Debatte über MarschflugkörperBundestag lehnt Taurus-Antrag der Union ab – das bedeutet die Entscheidung

Lesezeit 4 Minuten
Die Abgeordneten des Bundestags stimmen über die Lieferungen von Taurus-Marschflugkörpern an die Ukraine ab. Mehrere Abgeordnete sitzen auf den blauen Sitzen im Plenum des Bundestags.

Die Abgeordneten des Bundestags stimmen über die Lieferungen von Taurus-Marschflugkörpern an die Ukraine ab. CDU und CSU hatten eine erneute Abstimmung gefordert, nachdem Bundeskanzler Olaf Scholz (SPD) eine Lieferung abgelehnt hatte.

Der Bundestag stimmt über die Lieferung von Taurus-Marschflugkörpern an die Ukraine ab. Die Entscheidung könnte weitreichende Folgen haben.

Der Bundestag hat am Donnerstag (14. März) die Lieferung von Marschflugkörpern an die Ukraine erneut abgelehnt. Die Fraktionen von CDU und CSU hatten zu einer erneuten Abstimmung unter den Abgeordneten aufgerufen, nachdem Bundeskanzler Olaf Scholz (SPD) eine Lieferung ins Kriegsgebiet abgelehnt hatte.

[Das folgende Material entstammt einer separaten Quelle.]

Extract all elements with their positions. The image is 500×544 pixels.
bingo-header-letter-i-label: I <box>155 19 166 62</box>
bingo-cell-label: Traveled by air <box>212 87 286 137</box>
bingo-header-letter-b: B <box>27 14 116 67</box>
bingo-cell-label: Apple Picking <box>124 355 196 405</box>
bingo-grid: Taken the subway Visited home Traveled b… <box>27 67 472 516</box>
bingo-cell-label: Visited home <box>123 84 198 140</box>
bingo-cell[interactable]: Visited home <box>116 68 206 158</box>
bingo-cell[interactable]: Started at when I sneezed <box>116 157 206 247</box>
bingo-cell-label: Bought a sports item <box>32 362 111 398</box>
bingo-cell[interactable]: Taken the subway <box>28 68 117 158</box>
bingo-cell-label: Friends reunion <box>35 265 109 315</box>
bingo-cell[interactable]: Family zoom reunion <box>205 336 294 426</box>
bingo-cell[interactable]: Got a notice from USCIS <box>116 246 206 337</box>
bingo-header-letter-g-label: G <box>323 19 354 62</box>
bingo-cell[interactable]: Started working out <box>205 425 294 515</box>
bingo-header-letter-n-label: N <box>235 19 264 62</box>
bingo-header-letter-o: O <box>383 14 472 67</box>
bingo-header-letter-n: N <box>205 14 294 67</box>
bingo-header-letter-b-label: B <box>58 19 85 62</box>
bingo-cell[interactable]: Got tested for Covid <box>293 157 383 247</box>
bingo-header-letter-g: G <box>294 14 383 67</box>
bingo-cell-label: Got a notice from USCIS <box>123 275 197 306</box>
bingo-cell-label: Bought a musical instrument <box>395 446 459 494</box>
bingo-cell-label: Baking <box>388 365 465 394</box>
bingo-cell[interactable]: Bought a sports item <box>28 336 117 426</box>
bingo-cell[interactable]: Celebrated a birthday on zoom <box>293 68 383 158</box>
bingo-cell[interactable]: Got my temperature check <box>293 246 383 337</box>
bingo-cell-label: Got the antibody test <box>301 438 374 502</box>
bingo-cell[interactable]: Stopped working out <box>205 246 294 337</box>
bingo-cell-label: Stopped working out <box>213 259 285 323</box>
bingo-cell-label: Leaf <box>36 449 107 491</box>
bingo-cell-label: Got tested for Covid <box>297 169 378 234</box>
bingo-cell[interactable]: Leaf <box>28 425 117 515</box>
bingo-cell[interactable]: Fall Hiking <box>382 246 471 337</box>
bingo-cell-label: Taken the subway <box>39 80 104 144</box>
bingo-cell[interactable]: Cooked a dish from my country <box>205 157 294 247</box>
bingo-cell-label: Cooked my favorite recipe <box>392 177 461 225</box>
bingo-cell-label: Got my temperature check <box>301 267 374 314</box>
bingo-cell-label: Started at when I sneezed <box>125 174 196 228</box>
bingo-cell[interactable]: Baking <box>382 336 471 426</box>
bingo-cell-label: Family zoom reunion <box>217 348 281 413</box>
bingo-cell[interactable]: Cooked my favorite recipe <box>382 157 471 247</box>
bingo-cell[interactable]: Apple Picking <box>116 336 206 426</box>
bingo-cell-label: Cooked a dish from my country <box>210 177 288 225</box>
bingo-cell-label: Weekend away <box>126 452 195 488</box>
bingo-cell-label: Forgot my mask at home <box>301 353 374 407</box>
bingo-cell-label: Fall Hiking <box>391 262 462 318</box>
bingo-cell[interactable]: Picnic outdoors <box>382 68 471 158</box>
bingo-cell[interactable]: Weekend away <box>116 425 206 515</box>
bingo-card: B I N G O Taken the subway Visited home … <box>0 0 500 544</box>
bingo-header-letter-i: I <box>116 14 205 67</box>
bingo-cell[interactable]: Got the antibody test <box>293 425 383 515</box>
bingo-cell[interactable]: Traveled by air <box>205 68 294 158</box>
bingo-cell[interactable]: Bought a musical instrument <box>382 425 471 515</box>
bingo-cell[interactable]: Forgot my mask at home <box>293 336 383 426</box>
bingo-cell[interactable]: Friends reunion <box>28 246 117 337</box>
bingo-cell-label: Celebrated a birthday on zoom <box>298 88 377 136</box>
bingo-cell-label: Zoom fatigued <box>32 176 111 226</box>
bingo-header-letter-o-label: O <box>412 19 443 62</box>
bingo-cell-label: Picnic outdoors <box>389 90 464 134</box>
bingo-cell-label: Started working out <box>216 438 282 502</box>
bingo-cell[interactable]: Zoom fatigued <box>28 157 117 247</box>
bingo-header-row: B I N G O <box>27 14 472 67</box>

690 Stimmen wurden abgegeben, 495 Abgeordnete sprachen sich dabei dafür aus, den Antrag der Union abzulehnen. 190 Abgeordnete stimmten für den Antrag der Union, es gab zudem fünf Enthaltungen. CDU und CSU haben gemeinsam 197 Abgeordnete im Bundestag.

Die Union hatte im Vorfeld der Abstimmung vor allem Abgeordnete der Grünen und der FDP dazu aufgerufen, entgegen der Entscheidung des Kanzlers abzustimmen und den Weg für Lieferungen freizumachen. Bereits bei der vergangenen Abstimmung hatte es vor allem aus Reihen der FDP Abweichler gegeben. Die wichtigsten Fragen und Antworten im Überblick.

Was bedeutet die Entscheidung des Bundestags zur Lieferung von Taurus-Marschflugkörpern?

Eine Lieferung der Marschflugkörper ist damit noch nicht vollends vom Tisch, denn die finale Entscheidung trifft nicht der Bundestag, sondern der Bundessicherheitsrat. Bereits vor wenigen Tagen hatte der Bundestag der Lieferung von „weitreichenden Waffen“ an die Ukraine zugestimmt, einen Taurus-Antrag der Union aber explizit abgelehnt.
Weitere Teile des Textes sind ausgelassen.